Dans la capitale, des militants ont bombardé la police de bouteilles et de pavés lorsque la manifestation a atteint La Rotonde, un restaurant utilisé par Macron lors de l’élection présidentielle de 2017. Certaines parties de l’auvent du lieu d’élite ont été incendiées avant que les flics n’éteignent les flammes.

Dans plusieurs villes, dont Bordeaux, Strasbourg, Rennes et Lyon, les flics ont répondu aux manifestations à coups de gaz lacrymogène. À Metz, un camion avec un équipage de militants d’extrême droite bien connus s’est dirigé vers des manifestants et les a presque renversés.

La précédente journée de grève du 28 mars avait mobilisé 2 millions de personnes. Cette fois, il était peut-être un peu plus petit, mais toujours énorme. Et toute réduction, c’est parce que la stratégie des syndicats n’est pas convaincante.

La grève continue de soulever des questions politiques. Agathe, une cheminot, qui fait partie de ceux qui sont en grève totale depuis le 7 mars, a déclaré sur le site Mediapart : « La grève ne me coûte pas cher, elle m’enrichit. J’ai rencontré beaucoup de monde, dans des actions, dans des manifestations.

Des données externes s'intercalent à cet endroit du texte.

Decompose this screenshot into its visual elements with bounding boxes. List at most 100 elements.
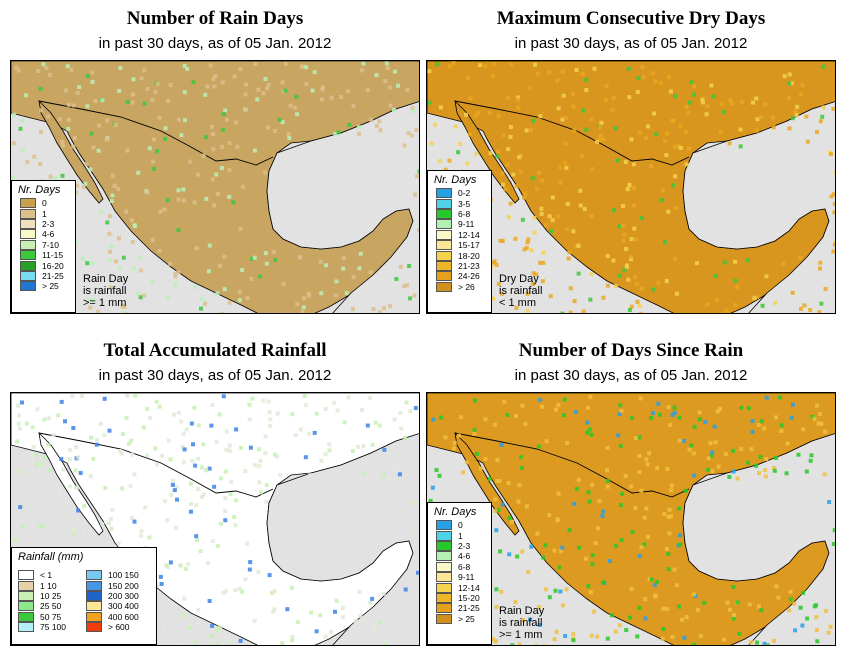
- legend-item: 9-11: [436, 219, 491, 230]
- map-texture-cell: [629, 254, 634, 259]
- map-texture-cell: [541, 250, 546, 255]
- legend-swatch: [436, 198, 452, 209]
- map-texture-cell: [292, 105, 297, 110]
- map-texture-cell: [819, 301, 824, 306]
- map-texture-cell: [96, 148, 101, 153]
- map-texture-cell: [514, 413, 518, 418]
- map-texture-cell: [574, 409, 578, 414]
- map-texture-cell: [459, 415, 464, 420]
- map-texture-cell: [350, 449, 355, 453]
- map-texture-cell: [755, 640, 759, 645]
- legend-label: 7-10: [42, 239, 60, 250]
- map-texture-cell: [765, 643, 770, 645]
- map-texture-cell: [788, 597, 793, 602]
- map-texture-cell: [374, 123, 379, 128]
- map-texture-cell: [377, 423, 382, 428]
- map-texture-cell: [689, 80, 694, 85]
- gulf-of-mexico: [266, 101, 419, 313]
- legend-swatch: [18, 580, 34, 591]
- map-texture-cell: [51, 432, 56, 437]
- map-texture-cell: [125, 148, 130, 153]
- map-texture-cell: [182, 613, 187, 618]
- map-texture-cell: [674, 583, 679, 588]
- map-texture-cell: [756, 422, 761, 427]
- map-texture-cell: [552, 548, 557, 553]
- map-texture-cell: [176, 410, 181, 415]
- map-texture-cell: [168, 560, 173, 565]
- map-texture-cell: [139, 268, 144, 273]
- map-texture-cell: [521, 618, 525, 623]
- map-texture-cell: [535, 71, 540, 76]
- map-texture-cell: [288, 103, 293, 108]
- map-texture-cell: [733, 278, 738, 283]
- map-texture-cell: [643, 616, 648, 621]
- map-texture-cell: [181, 642, 186, 645]
- map-texture-cell: [382, 306, 386, 311]
- map-texture-cell: [659, 198, 664, 203]
- map-texture-cell: [558, 165, 563, 170]
- map-texture-cell: [417, 169, 419, 174]
- map-texture-cell: [257, 480, 262, 485]
- map-texture-cell: [381, 591, 386, 596]
- map-texture-cell: [787, 608, 792, 613]
- map-texture-cell: [351, 275, 356, 280]
- map-texture-cell: [58, 489, 63, 494]
- panel-title: Number of Days Since Rain: [518, 340, 744, 361]
- panel-rain-days: Number of Rain Days in past 30 days, as …: [10, 0, 420, 320]
- panel-days-since-rain: Number of Days Since Rain in past 30 day…: [426, 332, 836, 652]
- map-texture-cell: [595, 139, 600, 144]
- map-texture-cell: [475, 451, 479, 456]
- map-texture-cell: [89, 435, 94, 440]
- legend-item: 15-17: [436, 240, 491, 251]
- map-texture-cell: [634, 281, 639, 286]
- legend-label: 6-8: [458, 208, 471, 219]
- map-texture-cell: [801, 427, 806, 432]
- map-texture-cell: [228, 492, 233, 497]
- legend-label: 4-6: [458, 551, 471, 562]
- map-texture-cell: [219, 476, 223, 481]
- map-texture-cell: [683, 488, 688, 493]
- map-texture-cell: [248, 445, 253, 450]
- map-texture-cell: [624, 247, 629, 251]
- map-texture-cell: [59, 399, 64, 404]
- map-texture-cell: [754, 96, 759, 101]
- map-texture-cell: [577, 545, 581, 550]
- map-texture-cell: [218, 263, 223, 268]
- map-texture-cell: [408, 296, 412, 301]
- map-texture-cell: [727, 607, 732, 612]
- map-texture-cell: [81, 185, 86, 190]
- legend-swatch: [436, 271, 452, 282]
- map-texture-cell: [745, 258, 750, 263]
- map-texture-cell: [340, 606, 345, 610]
- map-texture-cell: [650, 71, 655, 76]
- map-texture-cell: [654, 132, 659, 136]
- map-texture-cell: [301, 305, 306, 310]
- legend-swatch: [20, 198, 36, 209]
- map-texture-cell: [132, 472, 137, 477]
- map-texture-cell: [603, 97, 608, 102]
- map-texture-cell: [581, 309, 586, 313]
- map-texture-cell: [500, 239, 505, 243]
- map-texture-cell: [188, 502, 193, 506]
- map-texture-cell: [834, 170, 835, 175]
- map-texture-cell: [540, 404, 544, 409]
- map-texture-cell: [152, 137, 157, 142]
- map-texture-cell: [531, 119, 535, 123]
- map-texture-cell: [667, 507, 672, 512]
- legend-item: 4-6: [436, 551, 491, 562]
- map-texture-cell: [581, 108, 585, 113]
- map-texture-cell: [764, 457, 769, 461]
- map-texture-cell: [520, 217, 525, 222]
- map-texture-cell: [803, 313, 807, 314]
- map-texture-cell: [125, 393, 130, 398]
- map-texture-cell: [391, 624, 396, 629]
- map-texture-cell: [589, 633, 594, 638]
- panel-subtitle: in past 30 days, as of 05 Jan. 2012: [514, 35, 748, 52]
- map-texture-cell: [770, 115, 775, 120]
- map-texture-cell: [359, 68, 364, 73]
- map-texture-cell: [165, 198, 170, 203]
- map-texture-cell: [717, 314, 721, 315]
- map-texture-cell: [586, 584, 591, 588]
- map-texture-cell: [526, 570, 531, 575]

« Nous avons tissé des liens avec des salariés d’autres secteurs et c’est très précieux pour mener le combat. Quand on arrête de travailler, on prend le temps de réfléchir à l’organisation sociale et politique du monde, à la richesse qu’on crée, et à ce que la société nous rend, c’est-à-dire presque rien.

« On pense à la place que les dirigeants nous donnent dans cette société et aussi à la place qu’on aimerait prendre. Et c’est pourquoi la grève est libératrice. ”

C’est une question urgente de savoir comment les travailleurs et les étudiants peuvent gagner sur les retraites et repousser Macron. Sophie Binet, la nouvelle secrétaire générale de la CGT, a déclaré que face à la « colère profonde » contre la réforme des retraites, le gouvernement « fait comme si de rien n’était » et « vit dans une réalité parallèle ».

Un homme en silhouette tient une fusée éclairante rouge dans une rue jonchée d'ordures en France lors des grèves du mois dernier

La révolte française peut-elle devenir une révolution ?

Elle a ajouté que « la mobilisation va continuer sous une forme ou une autre » après cette semaine. Mais elle a dangereusement posé l’arrêt imminent du Conseil constitutionnel comme une source d’espoir. Le conseil statuera le 14 avril si la mesure sur les retraites a été votée de manière légale.

Le corps est bourré de vénérables agents politiques et ne va pas rejeter la loi Macron. Il peut ergoter sur des détails, mais pas sur l’intégralité. Binet a appelé le conseil à « la sagesse » et « à conclure que cette réforme n’est pas nécessaire ».

Mais la classe dirigeante pense qu’il est nécessaire de persuader les travailleurs qu’ils ne sont pas capables de renverser les mesures néolibérales. Espérer qu’il soit le sauveur du mouvement détourne l’attention des tâches réelles de construction et d’escalade des grèves et des manifestations militantes.

Le conseil devrait également se prononcer sur l’opportunité d’autoriser un référendum sur la loi sur les retraites. Dans le cadre du processus officiel compliqué, obtenir un vote populaire nécessite une motion soutenue par 185 députés, ce qu’il a obtenu. Ensuite, 10 % des électeurs, soit 4,87 millions de personnes, doivent signer une pétition dans les neuf mois.

Remplir de telles conditions, qui sont ouvertes à de nombreux défis et tactiques dilatoires, détourne à nouveau l’attention des rues et des lieux de travail.

Les syndicats appellent à une nouvelle journée de mobilisation jeudi prochain, 13 avril, la veille des annonces du conseil.

Mais les journées d’action occasionnelles ne fonctionnent pas – les enjeux sont trop importants pour le gouvernement. Les dirigeants des huit fédérations syndicales ont rencontré mercredi la Première ministre Elisabeth Borne. Mais comme on pouvait s’y attendre, elle n’a fait aucune concession. Il s’agit de passer rapidement d’une action d’envergure à une confrontation frontale.

Comme l’a dit une grève jeudi. « Les dirigeants syndicaux auraient dû appeler à la grève générale dès le départ, générale et renouvelable. Entre le dernier jour de mobilisation et aujourd’hui, dix jours se sont écoulés ! Le gouvernement n’a pas peur de cela. »

Gagner un tel changement signifie construire les réseaux de la base pour aller au-delà du programme des dirigeants syndicaux.